Интрига уже на мази. Едва старик за дверь, как негодяй сбросил маску. В своем пестром халате он уселся в качалку, покачивается и, сложив кончики растопыренных пальцев, улыбается холодной, торжествующей улыбкой. Он признается, что подменил письмо, признается, что недоволен тем, как распорядилась природа. Зачем он не единственный сын? Зачем не первым вылез из материнского чрева? Вот до чего мерзко выражается! Да еще хвалится своей изобретательностью, говорит, что совесть у него — на новейший образец! «Я выкорчую все, что преграждает мне дорогу к власти. Я буду властелином!» Итак, Франц показал, чего он стоит, — после чего занавес упал.
— Надо же быть таким простаком! — возмущался Шнайдерайт. — Поручить Францу написать письмо!
— А Карл? Неужто он поверит? — тревожилась Гундель. — Неужто не разберется и дастся в обман?
— Небось он знает, с кем имеет дело, — успокаивал ее Шнайдерайт.
Занавес снова поднялся.
Одинокая корчма близ границы. Шнайдерайт вздохнул свободнее. Карл не похож на брата, он рослый, сильный… да и вообще симпатичный малый! При свете чадной масляной коптилки он, чтобы скоротать время, читает за грубо сколоченным столом. Он ждет ответа на письмо, где каялся отцу в своих проказах, ждет в надежде на родительское прощение. Уж верно, не бог весть что натворил. На действительную низость Карл явно не способен.

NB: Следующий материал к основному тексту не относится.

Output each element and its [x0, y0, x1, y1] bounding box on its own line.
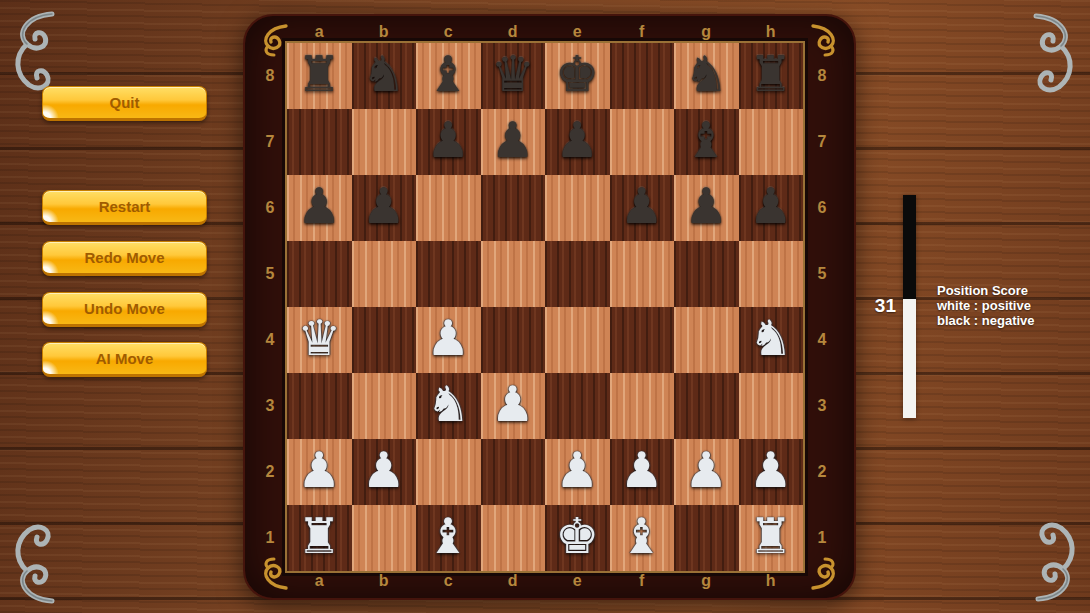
square-c7[interactable]: ♟	[416, 109, 481, 175]
rank-label-5: 5	[259, 241, 281, 307]
square-d3[interactable]: ♟	[481, 373, 546, 439]
rank-label-3: 3	[259, 373, 281, 439]
file-label-e: e	[545, 572, 610, 590]
square-f6[interactable]: ♟	[610, 175, 675, 241]
rank-label-8: 8	[811, 43, 833, 109]
square-g5[interactable]	[674, 241, 739, 307]
square-a8[interactable]: ♜	[287, 43, 352, 109]
piece-black-pawn[interactable]: ♟	[491, 116, 535, 165]
piece-white-pawn[interactable]: ♟	[684, 446, 728, 495]
square-b8[interactable]: ♞	[352, 43, 417, 109]
score-legend: Position Score white : positive black : …	[937, 283, 1090, 328]
chess-board: ♜♞♝♛♚♞♜♟♟♟♝♟♟♟♟♟♛♟♞♞♟♟♟♟♟♟♟♜♝♚♝♜ aabbccd…	[243, 14, 856, 600]
file-label-g: g	[674, 23, 739, 41]
square-b3[interactable]	[352, 373, 417, 439]
rank-label-2: 2	[259, 439, 281, 505]
piece-white-knight[interactable]: ♞	[749, 314, 793, 363]
square-g3[interactable]	[674, 373, 739, 439]
scroll-ornament-icon	[6, 8, 58, 94]
square-h7[interactable]	[739, 109, 804, 175]
square-g4[interactable]	[674, 307, 739, 373]
piece-white-knight[interactable]: ♞	[426, 380, 470, 429]
square-d2[interactable]	[481, 439, 546, 505]
rank-label-3: 3	[811, 373, 833, 439]
square-e3[interactable]	[545, 373, 610, 439]
score-bar-black-segment	[903, 195, 916, 299]
square-c4[interactable]: ♟	[416, 307, 481, 373]
piece-black-pawn[interactable]: ♟	[297, 182, 341, 231]
square-b1[interactable]	[352, 505, 417, 571]
square-c5[interactable]	[416, 241, 481, 307]
square-b7[interactable]	[352, 109, 417, 175]
score-legend-title: Position Score	[937, 283, 1090, 298]
square-e8[interactable]: ♚	[545, 43, 610, 109]
square-e2[interactable]: ♟	[545, 439, 610, 505]
rank-label-4: 4	[259, 307, 281, 373]
square-b5[interactable]	[352, 241, 417, 307]
square-g8[interactable]: ♞	[674, 43, 739, 109]
square-f2[interactable]: ♟	[610, 439, 675, 505]
ai-move-button[interactable]: AI Move	[42, 342, 207, 377]
position-score-bar	[903, 195, 916, 418]
piece-white-pawn[interactable]: ♟	[426, 314, 470, 363]
rank-label-8: 8	[259, 43, 281, 109]
score-value: 31	[856, 295, 896, 317]
piece-white-pawn[interactable]: ♟	[555, 446, 599, 495]
square-d4[interactable]	[481, 307, 546, 373]
file-label-g: g	[674, 572, 739, 590]
square-h2[interactable]: ♟	[739, 439, 804, 505]
board-grid: ♜♞♝♛♚♞♜♟♟♟♝♟♟♟♟♟♛♟♞♞♟♟♟♟♟♟♟♜♝♚♝♜	[287, 43, 803, 571]
piece-black-king[interactable]: ♚	[555, 50, 599, 99]
square-g1[interactable]	[674, 505, 739, 571]
file-label-d: d	[481, 572, 546, 590]
file-label-a: a	[287, 23, 352, 41]
square-c1[interactable]: ♝	[416, 505, 481, 571]
square-e6[interactable]	[545, 175, 610, 241]
square-b6[interactable]: ♟	[352, 175, 417, 241]
square-c8[interactable]: ♝	[416, 43, 481, 109]
piece-black-rook[interactable]: ♜	[297, 50, 341, 99]
square-f1[interactable]: ♝	[610, 505, 675, 571]
rank-label-2: 2	[811, 439, 833, 505]
restart-button[interactable]: Restart	[42, 190, 207, 225]
scroll-ornament-icon	[1030, 10, 1082, 96]
rank-label-1: 1	[259, 505, 281, 571]
piece-white-rook[interactable]: ♜	[297, 512, 341, 561]
piece-white-pawn[interactable]: ♟	[620, 446, 664, 495]
square-a4[interactable]: ♛	[287, 307, 352, 373]
square-e5[interactable]	[545, 241, 610, 307]
square-f5[interactable]	[610, 241, 675, 307]
undo-move-button[interactable]: Undo Move	[42, 292, 207, 327]
piece-white-pawn[interactable]: ♟	[749, 446, 793, 495]
piece-black-rook[interactable]: ♜	[749, 50, 793, 99]
piece-white-rook[interactable]: ♜	[749, 512, 793, 561]
piece-black-pawn[interactable]: ♟	[426, 116, 470, 165]
square-h6[interactable]: ♟	[739, 175, 804, 241]
quit-button[interactable]: Quit	[42, 86, 207, 121]
piece-black-pawn[interactable]: ♟	[620, 182, 664, 231]
square-g2[interactable]: ♟	[674, 439, 739, 505]
file-label-a: a	[287, 572, 352, 590]
square-a1[interactable]: ♜	[287, 505, 352, 571]
square-d7[interactable]: ♟	[481, 109, 546, 175]
square-a7[interactable]	[287, 109, 352, 175]
score-legend-black: black : negative	[937, 313, 1090, 328]
piece-black-pawn[interactable]: ♟	[362, 182, 406, 231]
file-label-f: f	[610, 23, 675, 41]
file-label-f: f	[610, 572, 675, 590]
piece-black-pawn[interactable]: ♟	[555, 116, 599, 165]
file-label-c: c	[416, 572, 481, 590]
rank-label-7: 7	[811, 109, 833, 175]
square-a2[interactable]: ♟	[287, 439, 352, 505]
square-a5[interactable]	[287, 241, 352, 307]
piece-black-bishop[interactable]: ♝	[426, 50, 470, 99]
piece-black-bishop[interactable]: ♝	[684, 116, 728, 165]
rank-label-7: 7	[259, 109, 281, 175]
square-g7[interactable]: ♝	[674, 109, 739, 175]
square-f8[interactable]	[610, 43, 675, 109]
scroll-ornament-icon	[1032, 519, 1084, 605]
piece-white-pawn[interactable]: ♟	[362, 446, 406, 495]
rank-label-1: 1	[811, 505, 833, 571]
square-f4[interactable]	[610, 307, 675, 373]
square-b4[interactable]	[352, 307, 417, 373]
square-d8[interactable]: ♛	[481, 43, 546, 109]
square-a3[interactable]	[287, 373, 352, 439]
piece-black-pawn[interactable]: ♟	[684, 182, 728, 231]
square-f3[interactable]	[610, 373, 675, 439]
square-d1[interactable]	[481, 505, 546, 571]
rank-label-6: 6	[259, 175, 281, 241]
piece-black-pawn[interactable]: ♟	[749, 182, 793, 231]
square-h4[interactable]: ♞	[739, 307, 804, 373]
file-label-d: d	[481, 23, 546, 41]
piece-black-queen[interactable]: ♛	[491, 50, 535, 99]
square-d6[interactable]	[481, 175, 546, 241]
rank-label-6: 6	[811, 175, 833, 241]
piece-white-bishop[interactable]: ♝	[426, 512, 470, 561]
file-label-h: h	[739, 572, 804, 590]
score-legend-white: white : positive	[937, 298, 1090, 313]
square-d5[interactable]	[481, 241, 546, 307]
square-f7[interactable]	[610, 109, 675, 175]
game-window: Quit Restart Redo Move Undo Move AI Move…	[0, 0, 1090, 613]
square-c6[interactable]	[416, 175, 481, 241]
file-label-h: h	[739, 23, 804, 41]
file-label-b: b	[352, 23, 417, 41]
square-b2[interactable]: ♟	[352, 439, 417, 505]
square-h1[interactable]: ♜	[739, 505, 804, 571]
file-label-b: b	[352, 572, 417, 590]
square-h3[interactable]	[739, 373, 804, 439]
scroll-ornament-icon	[6, 521, 58, 607]
piece-white-pawn[interactable]: ♟	[491, 380, 535, 429]
file-label-c: c	[416, 23, 481, 41]
square-e4[interactable]	[545, 307, 610, 373]
square-h8[interactable]: ♜	[739, 43, 804, 109]
rank-label-4: 4	[811, 307, 833, 373]
square-c2[interactable]	[416, 439, 481, 505]
square-g6[interactable]: ♟	[674, 175, 739, 241]
piece-white-bishop[interactable]: ♝	[620, 512, 664, 561]
piece-black-knight[interactable]: ♞	[684, 50, 728, 99]
rank-label-5: 5	[811, 241, 833, 307]
score-bar-white-segment	[903, 299, 916, 418]
square-c3[interactable]: ♞	[416, 373, 481, 439]
square-a6[interactable]: ♟	[287, 175, 352, 241]
piece-black-knight[interactable]: ♞	[362, 50, 406, 99]
piece-white-king[interactable]: ♚	[555, 512, 599, 561]
redo-move-button[interactable]: Redo Move	[42, 241, 207, 276]
board-grid-frame: ♜♞♝♛♚♞♜♟♟♟♝♟♟♟♟♟♛♟♞♞♟♟♟♟♟♟♟♜♝♚♝♜	[285, 41, 805, 573]
square-e7[interactable]: ♟	[545, 109, 610, 175]
file-label-e: e	[545, 23, 610, 41]
square-h5[interactable]	[739, 241, 804, 307]
piece-white-queen[interactable]: ♛	[297, 314, 341, 363]
piece-white-pawn[interactable]: ♟	[297, 446, 341, 495]
square-e1[interactable]: ♚	[545, 505, 610, 571]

Зато его товарищ не внушает доверия. Его зовут Шпигельберг, чем-то он напоминает крысу, что-то в нем чувствуется злобное, коварное. К тому же лицо у него поминутно дергается. Шнайдерайту и глядеть на него противно. Зря Моор путается со Шпигельбергом, хоть они и сходятся во взглядах: оба они восстают против духа времени, против хилого века кастратов, против современников, которые падают в обморок, увидев, как режут гуся, и рукоплещут, когда их конкурент обанкротится на бирже… В сущности, совсем неплохо! Жаль только, что им неясен корень зла, заключающийся в феодальных имущественных отношениях, и что они путают следствие с причиной. И все же перед горячностью Карла трудно устоять. Как он вскочил, да швырнул свою шпагу на стол! «Поставьте меня во главе войска таких же молодцов, как я, и Германия станет республикой!» Шнайдерайт захлопал. Сначала, к своему смущению, он хлопал один, но затем к нему присоединился весь зал.